The history of a minor settlement like Colena would not be called into question were it not for the exceptional skill of the archers from the town, as well as their distinct physical characteristics. While the average height of men from Caelon typically ranges from 5′ 4″ to 5′ 8″, the Colenian men and even women exceed this norm. Colenian women’s average height ranges from 5′ 6″ to 5′ 10″, and the men range typically from 5′ 9″ to 6′ 1″, with some exceptions even higher than that.
The tallest reported Colenian man was Guillo the Giant, who lived 120 years prior to the Battle of Gelgadongo. He was so tall that various sources have listed him at 6′ 7″, 6′ 9″ and 6′ 6″ at the low end. The man’s skill with a bow was so legendary that it is said he never lost a competition wherever he went. Combined with his appearance, he left a lasting impression on the area that remains to this day.
The archery skill of the Colenian men pre-dates Guillo the Giant by quite some time, as well. The archers of Colena have been sought after by various kingdoms throughout the Age of Kings, employing them both as trainers and soldiers. Because the village itself is so remote, the population has remained low, even despite the fact that their archers are so sought after across the peninsula.
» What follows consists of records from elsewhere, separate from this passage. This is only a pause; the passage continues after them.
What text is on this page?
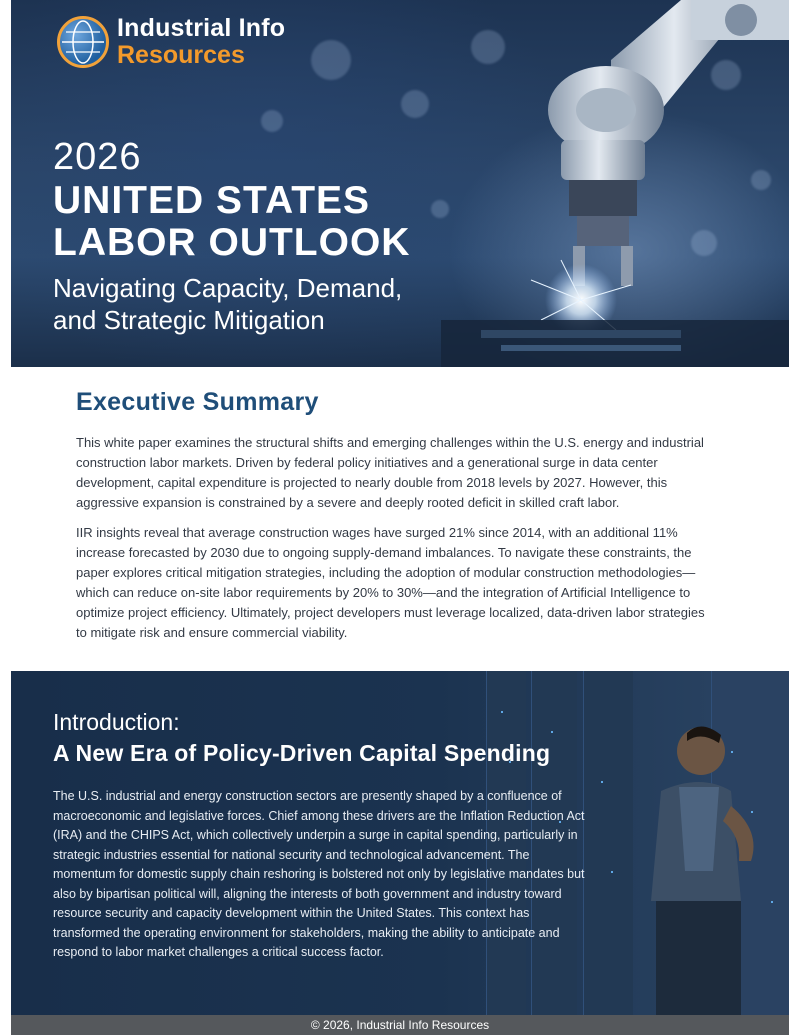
Industrial Info
Resources
2026
UNITED STATES
LABOR OUTLOOK
Navigating Capacity, Demand,
and Strategic Mitigation
Executive Summary

This white paper examines the structural shifts and emerging challenges within the U.S. energy and industrial construction labor markets. Driven by federal policy initiatives and a generational surge in data center development, capital expenditure is projected to nearly double from 2018 levels by 2027. However, this aggressive expansion is constrained by a severe and deeply rooted deficit in skilled craft labor.

IIR insights reveal that average construction wages have surged 21% since 2014, with an additional 11% increase forecasted by 2030 due to ongoing supply-demand imbalances. To navigate these constraints, the paper explores critical mitigation strategies, including the adoption of modular construction methodologies—which can reduce on-site labor requirements by 20% to 30%—and the integration of Artificial Intelligence to optimize project efficiency. Ultimately, project developers must leverage localized, data-driven labor strategies to mitigate risk and ensure commercial viability.

Introduction:
A New Era of Policy-Driven Capital Spending

The U.S. industrial and energy construction sectors are presently shaped by a confluence of macroeconomic and legislative forces. Chief among these drivers are the Inflation Reduction Act (IRA) and the CHIPS Act, which collectively underpin a surge in capital spending, particularly in strategic industries essential for national security and technological advancement. The momentum for domestic supply chain reshoring is bolstered not only by legislative mandates but also by bipartisan political will, aligning the interests of both government and industry toward resource security and capacity development within the United States. This context has transformed the operating environment for stakeholders, making the ability to anticipate and respond to labor market challenges a critical success factor.

© 2026, Industrial Info Resources
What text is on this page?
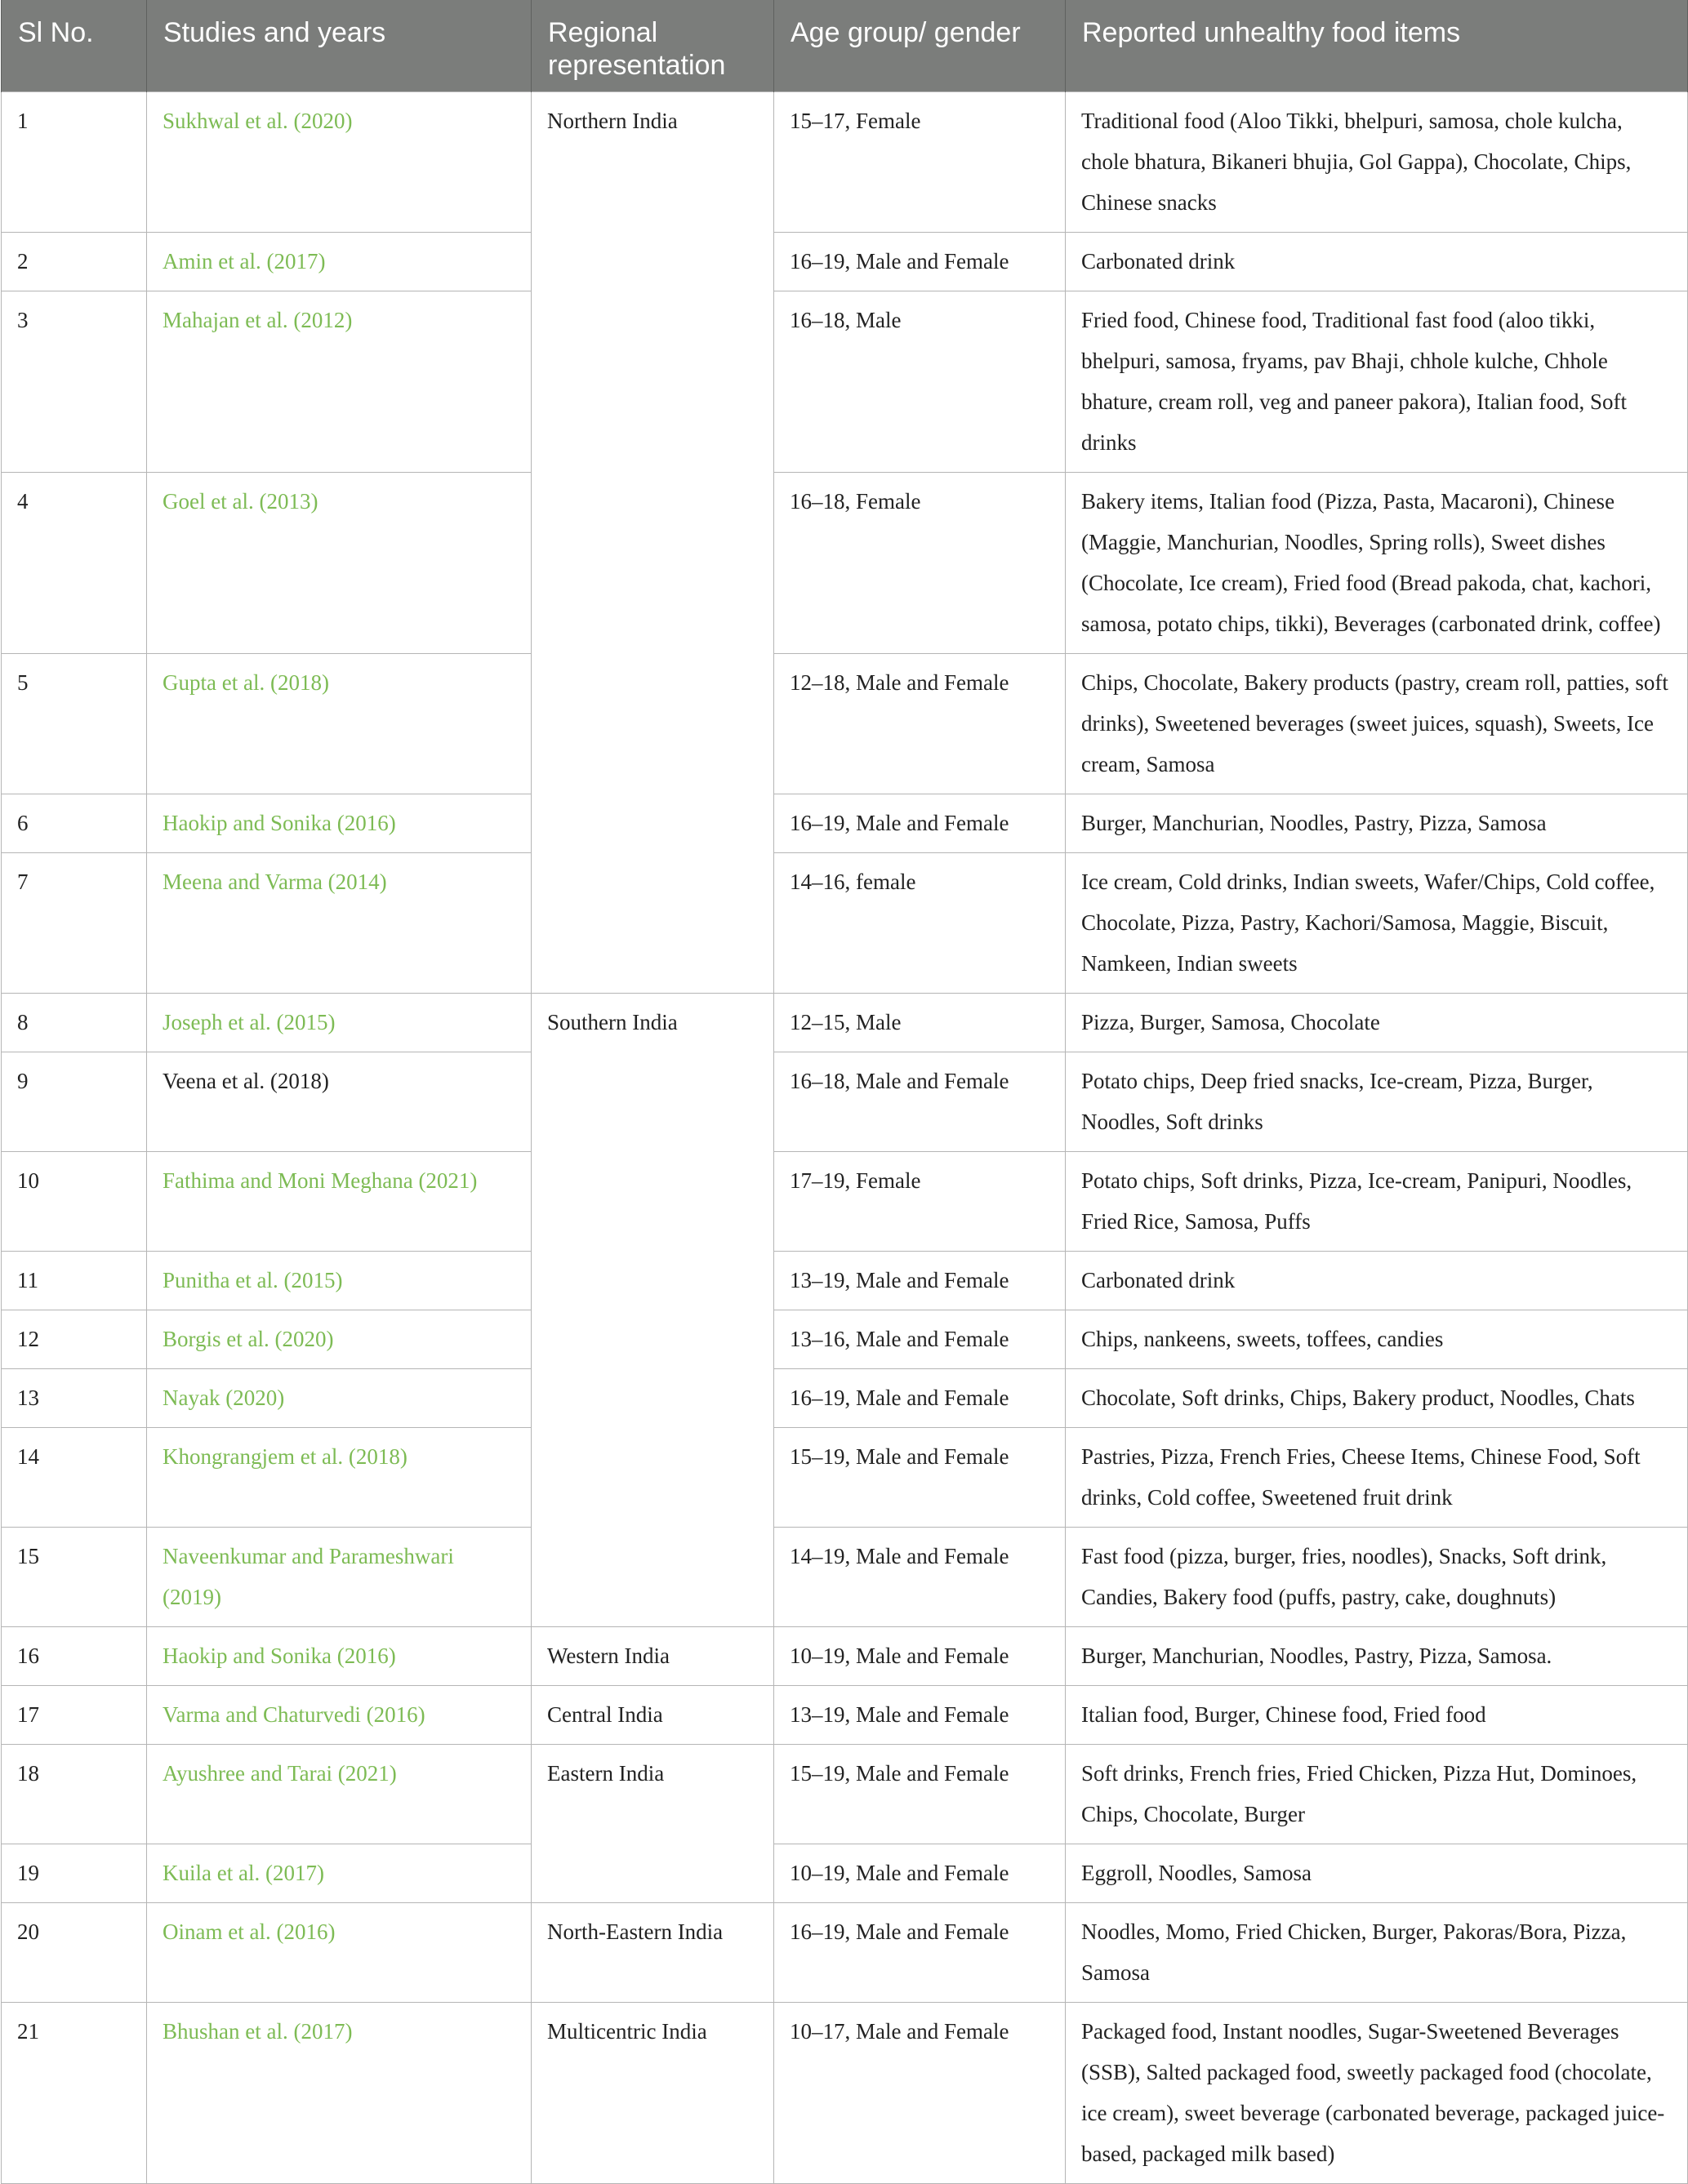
Sl No.	Studies and years	Regional representation	Age group/ gender	Reported unhealthy food items
1	Sukhwal et al. (2020)	Northern India	15–17, Female	Traditional food (Aloo Tikki, bhelpuri, samosa, chole kulcha, chole bhatura, Bikaneri bhujia, Gol Gappa), Chocolate, Chips, Chinese snacks
2	Amin et al. (2017)		16–19, Male and Female	Carbonated drink
3	Mahajan et al. (2012)		16–18, Male	Fried food, Chinese food, Traditional fast food (aloo tikki, bhelpuri, samosa, fryams, pav Bhaji, chhole kulche, Chhole bhature, cream roll, veg and paneer pakora), Italian food, Soft drinks
4	Goel et al. (2013)		16–18, Female	Bakery items, Italian food (Pizza, Pasta, Macaroni), Chinese (Maggie, Manchurian, Noodles, Spring rolls), Sweet dishes (Chocolate, Ice cream), Fried food (Bread pakoda, chat, kachori, samosa, potato chips, tikki), Beverages (carbonated drink, coffee)
5	Gupta et al. (2018)		12–18, Male and Female	Chips, Chocolate, Bakery products (pastry, cream roll, patties, soft drinks), Sweetened beverages (sweet juices, squash), Sweets, Ice cream, Samosa
6	Haokip and Sonika (2016)		16–19, Male and Female	Burger, Manchurian, Noodles, Pastry, Pizza, Samosa
7	Meena and Varma (2014)		14–16, female	Ice cream, Cold drinks, Indian sweets, Wafer/Chips, Cold coffee, Chocolate, Pizza, Pastry, Kachori/Samosa, Maggie, Biscuit, Namkeen, Indian sweets
8	Joseph et al. (2015)	Southern India	12–15, Male	Pizza, Burger, Samosa, Chocolate
9	Veena et al. (2018)		16–18, Male and Female	Potato chips, Deep fried snacks, Ice-cream, Pizza, Burger, Noodles, Soft drinks
10	Fathima and Moni Meghana (2021)		17–19, Female	Potato chips, Soft drinks, Pizza, Ice-cream, Panipuri, Noodles, Fried Rice, Samosa, Puffs
11	Punitha et al. (2015)		13–19, Male and Female	Carbonated drink
12	Borgis et al. (2020)		13–16, Male and Female	Chips, nankeens, sweets, toffees, candies
13	Nayak (2020)		16–19, Male and Female	Chocolate, Soft drinks, Chips, Bakery product, Noodles, Chats
14	Khongrangjem et al. (2018)		15–19, Male and Female	Pastries, Pizza, French Fries, Cheese Items, Chinese Food, Soft drinks, Cold coffee, Sweetened fruit drink
15	Naveenkumar and Parameshwari (2019)		14–19, Male and Female	Fast food (pizza, burger, fries, noodles), Snacks, Soft drink, Candies, Bakery food (puffs, pastry, cake, doughnuts)
16	Haokip and Sonika (2016)	Western India	10–19, Male and Female	Burger, Manchurian, Noodles, Pastry, Pizza, Samosa.
17	Varma and Chaturvedi (2016)	Central India	13–19, Male and Female	Italian food, Burger, Chinese food, Fried food
18	Ayushree and Tarai (2021)	Eastern India	15–19, Male and Female	Soft drinks, French fries, Fried Chicken, Pizza Hut, Dominoes, Chips, Chocolate, Burger
19	Kuila et al. (2017)		10–19, Male and Female	Eggroll, Noodles, Samosa
20	Oinam et al. (2016)	North-Eastern India	16–19, Male and Female	Noodles, Momo, Fried Chicken, Burger, Pakoras/Bora, Pizza, Samosa
21	Bhushan et al. (2017)	Multicentric India	10–17, Male and Female	Packaged food, Instant noodles, Sugar-Sweetened Beverages (SSB), Salted packaged food, sweetly packaged food (chocolate, ice cream), sweet beverage (carbonated beverage, packaged juice-based, packaged milk based)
During the Battle of Gelgadongo, several of the archers from Colena stood on the battlements of the city, successfully assisting with the repelling of the Warathi forces who were not prepared for the accuracy and efficiency of the bowmen on the walls. Among the celebrated heroes of the battle was Oreco Mendibar, who for a prolonged time stood alone on one of the walls as the tide of Warathi soldiers crashed against them. While he survived the assault primarily because of the successful flanking of the forces by the Olenosi hillrunners, the image of one man standing alone against such a massive force of attackers was powerful enough to be included in songs of the era.
The secrets of the excellent bowmanship and origins of the Colenians may be lost to time, but their reputation lives on, extending far from the tiny town on a hill in between mountains.